Cansado ya de una década de estéril debate identitario, el Parlamento Vasco tomó ayer de una vez por todas el toro (de Osborne) por los cuernos y cursó invitación a la selección española de fútbol y a la Vuelta Ciclista a España para que vuelvan a tierras vascas.
La primera no lo hace desde 1967, lo que certifica hasta qué punto ya el franquismo tromboflebítico consideraba a las vascas provincias enemigas. La segunda, desde 1978, circunstancia que nos ha condenado durante años a asistir desde el sofá a interminables y ventosas etapas llanas que, por alguna extraña razón, siempre parecían concluir en Bodegas DYC.
Como no podia ser menos, la iniciativa ha sido enmarcada en esa entelequia que llamamos “normalidad democrática”, aunque nadie explicó cómo es posible entonces que haya tenido que ser entonces un parlamento el que haya tenido que correr a cargo de la invitación, circunstancia inédita y excepcional en la historia constitucional. Pero, en efecto, es tal la normalidad que la invitación no la tramitará la Consejería de Interior, sino la de Cultura, en excelentes relaciones, como es lógico, con ‘Manolo el del Bombo’.
En cualquier caso, es hora de recibir a la Selección como se merece, tras sus últimos triunfos contra las pérfidas potencias extranjeras. Sólo cabe añadir un punto: si la Roja juega a San Mamés, que no nos humille con un partido amistoso e irrelevante, de cara a la galería, sino que lo haga a pecho abierto, en eso que se llama alta competición, con uno de esos duelos en la cumbre en la que se juega el todo o la nada, el ser o no ser, y en las que el concurso del ‘jugador número doce’ resulta siempre decisivo.

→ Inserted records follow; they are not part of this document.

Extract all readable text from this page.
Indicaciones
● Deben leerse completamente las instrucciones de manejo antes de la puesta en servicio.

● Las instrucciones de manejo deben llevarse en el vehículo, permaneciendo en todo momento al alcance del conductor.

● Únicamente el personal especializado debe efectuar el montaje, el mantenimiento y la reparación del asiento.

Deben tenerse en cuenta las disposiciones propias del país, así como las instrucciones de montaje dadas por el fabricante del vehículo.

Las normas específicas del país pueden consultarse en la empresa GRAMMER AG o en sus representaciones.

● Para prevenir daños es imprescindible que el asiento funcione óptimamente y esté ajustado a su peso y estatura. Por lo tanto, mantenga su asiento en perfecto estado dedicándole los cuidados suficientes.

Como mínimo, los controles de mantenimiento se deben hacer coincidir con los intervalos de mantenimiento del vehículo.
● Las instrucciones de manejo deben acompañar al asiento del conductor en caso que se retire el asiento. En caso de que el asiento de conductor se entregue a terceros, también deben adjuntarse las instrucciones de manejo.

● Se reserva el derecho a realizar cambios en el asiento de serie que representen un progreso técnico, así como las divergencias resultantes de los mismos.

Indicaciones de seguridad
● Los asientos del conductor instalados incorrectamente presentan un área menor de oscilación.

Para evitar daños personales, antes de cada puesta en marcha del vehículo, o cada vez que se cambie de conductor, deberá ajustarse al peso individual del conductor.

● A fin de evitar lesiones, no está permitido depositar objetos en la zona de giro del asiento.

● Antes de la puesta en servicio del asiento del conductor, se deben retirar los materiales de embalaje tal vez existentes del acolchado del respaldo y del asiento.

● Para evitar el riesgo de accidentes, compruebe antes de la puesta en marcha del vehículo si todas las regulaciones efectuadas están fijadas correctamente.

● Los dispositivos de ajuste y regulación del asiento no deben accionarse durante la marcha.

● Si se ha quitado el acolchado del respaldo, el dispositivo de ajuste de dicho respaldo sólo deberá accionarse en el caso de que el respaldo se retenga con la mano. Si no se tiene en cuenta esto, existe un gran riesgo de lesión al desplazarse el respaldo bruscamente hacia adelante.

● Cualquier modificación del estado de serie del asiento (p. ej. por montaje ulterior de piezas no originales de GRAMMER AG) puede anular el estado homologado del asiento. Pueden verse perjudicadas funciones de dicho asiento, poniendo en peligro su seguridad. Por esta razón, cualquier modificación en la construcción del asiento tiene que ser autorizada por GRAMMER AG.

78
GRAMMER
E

En cuanto a la Vuelta Ciclista, tres cuartos de lo mismo. Cualquier aficionado sabe que la normalidad no se reduce a incluir territorio vasco en alguna etapas suelta, sino que pasa ineludiblemente por conseguir que todas ellas transcurran exclusivamente aquí, incluyendo si hiciera falta por motivos logísticos Navarra y las tres provincias vasco-francesas, ojo, esto último desde la serenidad y a la manera torera en la que el Tour de Francia salió de San Sebastián allá por 1992. Sin complejos.